If you practice law in Florida, you’ve probably heard about Rule 4-1.6 — the duty of confidentiality. What you may not have absorbed yet is what subsection (e) added: an explicit requirement to make “reasonable efforts to prevent the inadvertent or unauthorized disclosure of, or unauthorized access to, information relating to the representation of a client.”
That sentence isn’t symbolic. It means the Florida Bar can now discipline an attorney for security practices, not just for actual disclosures. And the Bar has been steadily building case law around what “reasonable” means in 2026.
What “Reasonable Efforts” Actually Looks Like
The Florida Bar Ethics Opinion 14-1 (and subsequent guidance) has clarified that “reasonable” is a sliding scale based on the sensitivity of the matter and the resources of the firm. A solo practitioner handling traffic tickets has a different bar than a 50-attorney firm handling M&A.
That said, certain controls have become baseline expectations across all firm sizes:
- Encrypted email or secure portal for any client communication containing privileged content
- Multi-factor authentication on email, document management, and case management systems
- Endpoint encryption on all devices that access client matter data
- Cybersecurity training for the attorney and staff (annual minimum)
- Incident response plan — what you do if a device is lost or stolen, or if there’s a breach
- Vendor due diligence on cloud services that touch client data
Don’t write what you don’t do
A cybersecurity policy that says “we use multi-factor authentication” creates Bar liability if MFA isn’t actually enabled. The Bar treats discrepancies between written policy and actual practice as worse than having no policy at all.
The Privilege Problem
The bigger risk for law firms isn’t usually a Bar complaint — it’s privilege. If your client’s privileged communications are exposed because of inadequate security, you’ve created a breach of duty AND potentially destroyed the privilege for that matter. Opposing counsel will absolutely try to use that.
This is why we treat law firm IT differently from CPA firm IT or clinic IT. The compliance frameworks overlap, but the privilege question raises the stakes.

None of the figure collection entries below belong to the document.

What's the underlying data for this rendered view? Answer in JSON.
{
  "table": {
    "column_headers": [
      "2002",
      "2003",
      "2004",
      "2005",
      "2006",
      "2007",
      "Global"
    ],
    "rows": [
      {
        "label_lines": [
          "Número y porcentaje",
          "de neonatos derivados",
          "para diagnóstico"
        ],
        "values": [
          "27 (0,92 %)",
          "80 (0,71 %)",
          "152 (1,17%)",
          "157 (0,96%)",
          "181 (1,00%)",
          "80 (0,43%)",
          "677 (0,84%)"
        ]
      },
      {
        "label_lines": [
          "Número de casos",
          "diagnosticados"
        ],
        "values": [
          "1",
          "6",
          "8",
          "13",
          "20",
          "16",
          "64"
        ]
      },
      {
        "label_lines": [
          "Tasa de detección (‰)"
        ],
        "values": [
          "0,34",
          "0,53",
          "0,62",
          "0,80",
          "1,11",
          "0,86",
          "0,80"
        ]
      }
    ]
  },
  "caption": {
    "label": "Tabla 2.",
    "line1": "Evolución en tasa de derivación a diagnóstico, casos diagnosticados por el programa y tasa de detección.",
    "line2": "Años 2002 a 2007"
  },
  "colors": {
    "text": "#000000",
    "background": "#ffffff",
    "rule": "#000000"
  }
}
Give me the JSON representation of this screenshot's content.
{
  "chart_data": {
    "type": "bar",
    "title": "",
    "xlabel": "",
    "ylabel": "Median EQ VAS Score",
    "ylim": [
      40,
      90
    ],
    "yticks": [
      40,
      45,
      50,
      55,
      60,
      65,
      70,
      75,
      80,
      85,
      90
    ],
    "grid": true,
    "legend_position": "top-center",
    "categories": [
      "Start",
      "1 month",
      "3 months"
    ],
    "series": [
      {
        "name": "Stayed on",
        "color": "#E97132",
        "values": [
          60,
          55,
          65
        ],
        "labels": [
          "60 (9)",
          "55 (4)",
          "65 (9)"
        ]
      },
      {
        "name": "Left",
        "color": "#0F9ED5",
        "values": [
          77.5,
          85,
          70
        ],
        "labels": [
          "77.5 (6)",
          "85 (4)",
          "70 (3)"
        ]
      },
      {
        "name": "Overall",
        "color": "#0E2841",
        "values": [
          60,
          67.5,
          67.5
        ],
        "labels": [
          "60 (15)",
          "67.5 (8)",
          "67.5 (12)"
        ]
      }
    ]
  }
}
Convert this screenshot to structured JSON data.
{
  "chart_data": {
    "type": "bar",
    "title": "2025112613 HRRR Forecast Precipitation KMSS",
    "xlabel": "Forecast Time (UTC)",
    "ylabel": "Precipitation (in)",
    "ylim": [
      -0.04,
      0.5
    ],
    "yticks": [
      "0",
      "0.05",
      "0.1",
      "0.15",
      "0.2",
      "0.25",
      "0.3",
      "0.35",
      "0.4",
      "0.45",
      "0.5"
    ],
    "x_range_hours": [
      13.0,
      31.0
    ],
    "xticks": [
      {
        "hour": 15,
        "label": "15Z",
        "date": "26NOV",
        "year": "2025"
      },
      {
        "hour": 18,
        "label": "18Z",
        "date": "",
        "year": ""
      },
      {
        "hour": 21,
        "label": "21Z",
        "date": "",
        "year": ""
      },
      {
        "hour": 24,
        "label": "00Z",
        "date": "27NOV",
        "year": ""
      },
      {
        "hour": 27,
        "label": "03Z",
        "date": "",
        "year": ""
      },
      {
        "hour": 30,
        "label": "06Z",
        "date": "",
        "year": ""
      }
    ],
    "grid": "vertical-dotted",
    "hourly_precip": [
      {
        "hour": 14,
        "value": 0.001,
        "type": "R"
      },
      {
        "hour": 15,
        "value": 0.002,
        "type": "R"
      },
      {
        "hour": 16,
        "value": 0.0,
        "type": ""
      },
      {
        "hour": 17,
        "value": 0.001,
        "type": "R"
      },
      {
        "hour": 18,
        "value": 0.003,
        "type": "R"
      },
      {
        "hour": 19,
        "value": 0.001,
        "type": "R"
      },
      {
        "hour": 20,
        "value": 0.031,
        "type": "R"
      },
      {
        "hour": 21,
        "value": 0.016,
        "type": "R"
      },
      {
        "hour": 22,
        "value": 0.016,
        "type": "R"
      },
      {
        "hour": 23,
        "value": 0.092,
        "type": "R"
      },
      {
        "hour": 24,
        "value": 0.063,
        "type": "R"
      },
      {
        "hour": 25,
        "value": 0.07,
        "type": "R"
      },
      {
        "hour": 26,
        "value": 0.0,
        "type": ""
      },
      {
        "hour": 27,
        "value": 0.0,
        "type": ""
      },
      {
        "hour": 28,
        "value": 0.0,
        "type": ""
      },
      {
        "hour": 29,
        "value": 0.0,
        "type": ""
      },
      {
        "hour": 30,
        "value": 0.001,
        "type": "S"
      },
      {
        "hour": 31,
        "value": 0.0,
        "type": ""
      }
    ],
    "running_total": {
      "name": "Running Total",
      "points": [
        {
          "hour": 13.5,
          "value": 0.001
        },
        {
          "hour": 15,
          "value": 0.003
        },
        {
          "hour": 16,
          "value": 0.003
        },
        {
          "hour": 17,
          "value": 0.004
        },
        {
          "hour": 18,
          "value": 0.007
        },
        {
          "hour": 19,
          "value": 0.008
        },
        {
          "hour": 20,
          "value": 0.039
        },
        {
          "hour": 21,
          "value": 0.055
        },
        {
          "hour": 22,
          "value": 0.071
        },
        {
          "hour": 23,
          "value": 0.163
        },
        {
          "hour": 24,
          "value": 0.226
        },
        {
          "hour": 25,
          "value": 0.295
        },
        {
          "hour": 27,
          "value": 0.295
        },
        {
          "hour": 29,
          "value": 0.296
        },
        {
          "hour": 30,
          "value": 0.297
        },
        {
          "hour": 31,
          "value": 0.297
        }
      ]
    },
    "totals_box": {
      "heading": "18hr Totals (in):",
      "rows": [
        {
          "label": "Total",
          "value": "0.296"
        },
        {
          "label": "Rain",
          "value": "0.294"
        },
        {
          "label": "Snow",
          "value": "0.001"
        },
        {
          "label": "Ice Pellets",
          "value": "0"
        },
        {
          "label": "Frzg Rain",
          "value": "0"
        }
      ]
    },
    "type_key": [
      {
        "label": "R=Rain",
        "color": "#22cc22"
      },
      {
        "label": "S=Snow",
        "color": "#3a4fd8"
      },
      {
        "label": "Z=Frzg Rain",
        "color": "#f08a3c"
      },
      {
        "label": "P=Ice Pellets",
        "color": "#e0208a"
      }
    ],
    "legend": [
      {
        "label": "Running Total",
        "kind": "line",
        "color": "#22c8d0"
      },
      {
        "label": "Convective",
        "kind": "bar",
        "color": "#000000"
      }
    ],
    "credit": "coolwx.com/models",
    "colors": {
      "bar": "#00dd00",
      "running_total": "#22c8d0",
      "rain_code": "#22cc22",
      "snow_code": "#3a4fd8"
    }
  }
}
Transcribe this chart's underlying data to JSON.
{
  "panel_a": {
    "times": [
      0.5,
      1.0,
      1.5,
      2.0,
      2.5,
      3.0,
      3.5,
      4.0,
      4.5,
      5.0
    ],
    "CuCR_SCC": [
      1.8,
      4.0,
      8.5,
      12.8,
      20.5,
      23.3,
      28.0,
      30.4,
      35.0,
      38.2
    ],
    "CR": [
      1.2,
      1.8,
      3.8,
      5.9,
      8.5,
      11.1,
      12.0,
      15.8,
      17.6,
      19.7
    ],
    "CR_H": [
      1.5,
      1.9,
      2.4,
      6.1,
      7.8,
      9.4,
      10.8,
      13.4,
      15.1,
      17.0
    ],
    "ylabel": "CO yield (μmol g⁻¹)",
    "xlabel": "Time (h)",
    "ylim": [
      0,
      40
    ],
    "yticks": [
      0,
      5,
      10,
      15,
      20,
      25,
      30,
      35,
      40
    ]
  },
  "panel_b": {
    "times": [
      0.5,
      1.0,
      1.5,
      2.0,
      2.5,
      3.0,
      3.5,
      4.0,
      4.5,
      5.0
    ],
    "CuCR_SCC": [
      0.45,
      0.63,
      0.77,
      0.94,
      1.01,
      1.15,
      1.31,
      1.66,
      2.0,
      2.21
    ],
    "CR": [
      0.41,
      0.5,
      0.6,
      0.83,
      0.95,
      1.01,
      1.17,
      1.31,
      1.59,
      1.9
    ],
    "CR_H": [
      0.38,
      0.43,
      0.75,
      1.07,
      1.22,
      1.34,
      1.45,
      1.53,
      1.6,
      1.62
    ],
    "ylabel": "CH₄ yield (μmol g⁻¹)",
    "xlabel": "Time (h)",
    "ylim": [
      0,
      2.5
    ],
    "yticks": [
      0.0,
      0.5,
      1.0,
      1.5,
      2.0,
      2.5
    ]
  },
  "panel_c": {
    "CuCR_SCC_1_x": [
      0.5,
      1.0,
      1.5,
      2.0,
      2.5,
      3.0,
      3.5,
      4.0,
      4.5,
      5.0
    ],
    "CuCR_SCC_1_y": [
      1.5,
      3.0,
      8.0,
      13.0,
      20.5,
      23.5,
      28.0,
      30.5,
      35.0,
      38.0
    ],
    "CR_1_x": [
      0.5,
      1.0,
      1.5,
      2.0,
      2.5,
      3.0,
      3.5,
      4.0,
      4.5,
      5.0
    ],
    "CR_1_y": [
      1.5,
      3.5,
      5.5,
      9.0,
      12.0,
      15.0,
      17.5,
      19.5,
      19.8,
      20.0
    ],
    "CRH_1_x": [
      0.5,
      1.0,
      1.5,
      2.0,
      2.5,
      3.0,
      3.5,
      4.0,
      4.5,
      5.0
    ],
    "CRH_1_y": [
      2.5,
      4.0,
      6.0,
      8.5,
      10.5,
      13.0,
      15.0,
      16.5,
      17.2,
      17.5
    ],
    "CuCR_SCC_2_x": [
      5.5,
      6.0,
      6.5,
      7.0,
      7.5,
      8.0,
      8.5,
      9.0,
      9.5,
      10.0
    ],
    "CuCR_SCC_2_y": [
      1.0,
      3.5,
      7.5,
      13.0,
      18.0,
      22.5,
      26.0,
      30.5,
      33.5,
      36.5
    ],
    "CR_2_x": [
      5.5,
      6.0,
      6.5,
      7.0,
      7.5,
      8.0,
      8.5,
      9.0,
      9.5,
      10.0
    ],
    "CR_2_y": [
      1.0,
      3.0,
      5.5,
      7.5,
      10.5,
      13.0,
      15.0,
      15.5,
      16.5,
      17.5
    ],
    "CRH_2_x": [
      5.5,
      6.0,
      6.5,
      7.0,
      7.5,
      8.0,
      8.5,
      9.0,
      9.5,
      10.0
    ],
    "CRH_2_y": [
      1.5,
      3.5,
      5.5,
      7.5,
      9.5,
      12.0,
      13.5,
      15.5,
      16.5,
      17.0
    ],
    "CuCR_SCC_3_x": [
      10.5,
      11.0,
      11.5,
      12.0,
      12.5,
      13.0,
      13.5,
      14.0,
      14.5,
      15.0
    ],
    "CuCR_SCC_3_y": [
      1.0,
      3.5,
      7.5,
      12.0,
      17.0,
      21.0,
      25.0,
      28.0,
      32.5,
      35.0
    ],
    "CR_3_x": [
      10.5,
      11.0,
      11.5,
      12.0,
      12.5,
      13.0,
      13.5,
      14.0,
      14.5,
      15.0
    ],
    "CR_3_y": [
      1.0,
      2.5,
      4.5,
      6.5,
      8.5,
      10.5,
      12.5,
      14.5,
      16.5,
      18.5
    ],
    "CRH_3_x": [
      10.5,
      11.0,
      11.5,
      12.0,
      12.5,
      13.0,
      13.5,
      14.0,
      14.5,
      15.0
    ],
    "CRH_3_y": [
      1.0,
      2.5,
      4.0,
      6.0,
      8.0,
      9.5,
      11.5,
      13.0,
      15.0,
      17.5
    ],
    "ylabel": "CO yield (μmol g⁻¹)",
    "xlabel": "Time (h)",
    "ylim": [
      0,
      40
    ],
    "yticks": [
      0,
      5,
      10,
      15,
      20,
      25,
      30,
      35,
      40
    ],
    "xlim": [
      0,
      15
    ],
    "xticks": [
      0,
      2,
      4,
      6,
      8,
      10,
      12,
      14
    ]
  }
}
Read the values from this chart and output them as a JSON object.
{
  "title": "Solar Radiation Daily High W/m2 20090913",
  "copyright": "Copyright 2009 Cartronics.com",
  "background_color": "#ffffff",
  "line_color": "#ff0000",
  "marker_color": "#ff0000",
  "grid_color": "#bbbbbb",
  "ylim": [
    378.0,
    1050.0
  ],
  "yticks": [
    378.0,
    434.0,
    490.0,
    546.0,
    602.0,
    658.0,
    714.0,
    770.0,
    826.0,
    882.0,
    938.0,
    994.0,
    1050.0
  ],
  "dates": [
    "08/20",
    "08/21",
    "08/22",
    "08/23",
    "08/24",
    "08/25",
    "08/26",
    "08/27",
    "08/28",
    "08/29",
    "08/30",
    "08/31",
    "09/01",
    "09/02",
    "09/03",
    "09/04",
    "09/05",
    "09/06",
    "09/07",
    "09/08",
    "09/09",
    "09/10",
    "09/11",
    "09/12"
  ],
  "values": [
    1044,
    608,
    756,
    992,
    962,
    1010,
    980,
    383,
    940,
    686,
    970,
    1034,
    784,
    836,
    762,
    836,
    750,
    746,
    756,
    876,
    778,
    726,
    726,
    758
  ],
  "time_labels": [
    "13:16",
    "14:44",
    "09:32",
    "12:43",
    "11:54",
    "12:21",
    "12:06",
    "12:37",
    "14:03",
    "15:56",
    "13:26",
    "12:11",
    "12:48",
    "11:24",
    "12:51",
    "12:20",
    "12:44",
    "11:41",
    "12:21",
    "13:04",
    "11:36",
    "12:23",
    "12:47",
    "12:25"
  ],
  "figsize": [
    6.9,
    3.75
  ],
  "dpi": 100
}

A reportable breach at a law firm can mean privilege waiver, malpractice exposure, AND a Bar complaint — all from the same incident.
Documenting “Reasonable Efforts”
The Bar doesn’t require a specific format, but in our experience, firms that get into trouble usually can’t produce documentation. Here’s what a defensible record looks like:
- A written cybersecurity policy reviewed annually, signed by the managing attorney
- An asset inventory showing every system that holds client data and how it’s secured
- Training records with completion dates and topics covered
- Vendor agreements that include data protection terms
- Incident response runbook with current contact info
If a Bar inquiry shows up, you produce these documents. If a malpractice insurer asks, you produce these documents. If a client’s GC wants to vet your firm before referring you a major engagement, you produce these documents. The same paperwork solves multiple problems.